Pada pasien gagal ginjal membutuhkan terapi pengganti ginjal yaitu hemodialisa dan transplantasi ginjal. Pasien gagal ginjal ini harus menjalani terapi hemodialisa sepanjang hidupnya, biasanya 3 kali seminggu selama paling sedikit 3 jam atau 4 jam per kali terapi. Hemodialisa merupakan suatu proses pengobatan yang digunakan pada pasien dalam keadaan sakit akut dan memerlukan terapi dialisis jangka pendek (beberapa hari hingga beberapa minggu) atau pasien dengan penyakit ginjal stadium terminal yang membutuhkan terapi jangka panjang atau terapi permanen yang disebut hemodialisa (3).

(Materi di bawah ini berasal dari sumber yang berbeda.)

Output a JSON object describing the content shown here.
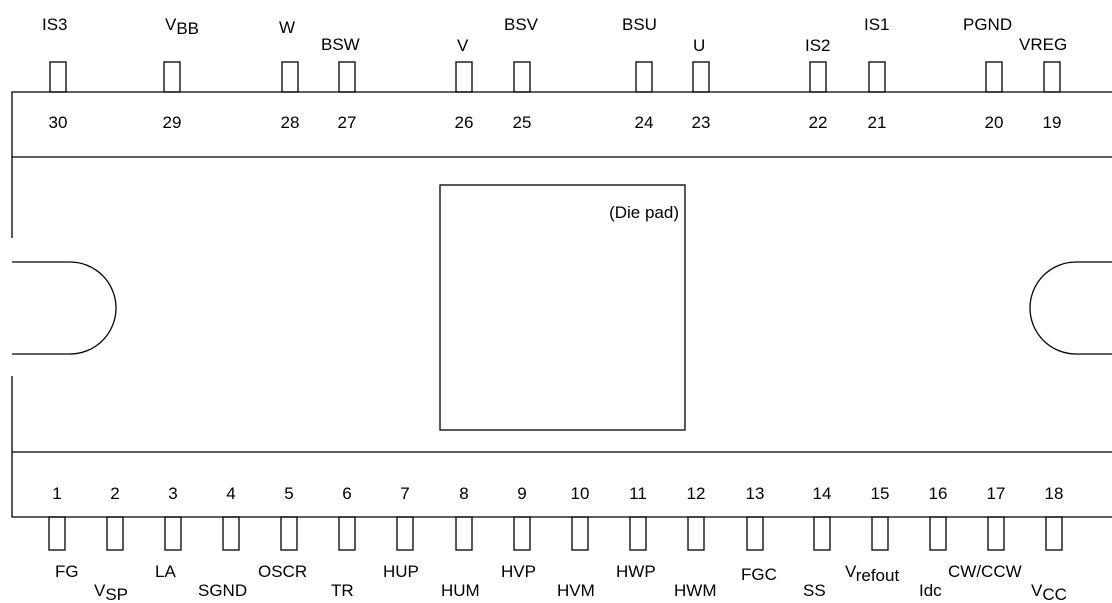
{
  "package": {
    "die_pad_label": "(Die pad)"
  },
  "top_pins": [
    {
      "number": "30",
      "name": "IS3"
    },
    {
      "number": "29",
      "name": "V",
      "sub": "BB"
    },
    {
      "number": "28",
      "name": "W"
    },
    {
      "number": "27",
      "name": "BSW"
    },
    {
      "number": "26",
      "name": "V"
    },
    {
      "number": "25",
      "name": "BSV"
    },
    {
      "number": "24",
      "name": "BSU"
    },
    {
      "number": "23",
      "name": "U"
    },
    {
      "number": "22",
      "name": "IS2"
    },
    {
      "number": "21",
      "name": "IS1"
    },
    {
      "number": "20",
      "name": "PGND"
    },
    {
      "number": "19",
      "name": "VREG"
    }
  ],
  "bottom_pins": [
    {
      "number": "1",
      "name": "FG"
    },
    {
      "number": "2",
      "name": "V",
      "sub": "SP"
    },
    {
      "number": "3",
      "name": "LA"
    },
    {
      "number": "4",
      "name": "SGND"
    },
    {
      "number": "5",
      "name": "OSCR"
    },
    {
      "number": "6",
      "name": "TR"
    },
    {
      "number": "7",
      "name": "HUP"
    },
    {
      "number": "8",
      "name": "HUM"
    },
    {
      "number": "9",
      "name": "HVP"
    },
    {
      "number": "10",
      "name": "HVM"
    },
    {
      "number": "11",
      "name": "HWP"
    },
    {
      "number": "12",
      "name": "HWM"
    },
    {
      "number": "13",
      "name": "FGC"
    },
    {
      "number": "14",
      "name": "SS"
    },
    {
      "number": "15",
      "name": "V",
      "sub": "refout"
    },
    {
      "number": "16",
      "name": "Idc"
    },
    {
      "number": "17",
      "name": "CW/CCW"
    },
    {
      "number": "18",
      "name": "V",
      "sub": "CC"
    }
  ]
}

Pasien penyakit ginjal kronik yang menjalani hemodialisa, kelebihan asupan cairan akan menyebabkan bengkak pada bagian tubuh karena ketidakmampuan ginjal mengeluarkan cairan. Hilangnya fungsi ginjal biasanya menyebabkan retensi natrium dan air akibat hilangnya nefron. Pasien mengalami kehilangan fungsi tubulus, sehingga mengekskresi urine yang sangat encer yang dapat menyebabkan dehidrasi. Kondisi dehidrasi ini menyebabkan osmolalitas meningkat, sel akan mengkerut dan muncul sensasi rasa haus (4).
Permasalahan yang akan timbul akibat peningkatan rasa haus adalah peningkatan intake cairan dengan minum. Akibat peningkatan intake cairan tersebut akan timbul kelebihan cairan sehingga terjadi berbagai komplikasi. Oleh karena itu, perlu dilakukan manajemen rasa haus. Manajemen rasa haus dapat dilakukan salah satunya dengan cara berkumur menggunakan obat kumur dengan rasa mint. Daun mint atau nama latinnya adalah mentha arvensis L mempunyai kandungan kimia antara lain: minyak atsiri 1- 2%, mentol 80-90%, menthon, d-piperition, heksanolfenil-asetat, etil amil karbinol, dan neomentol (5).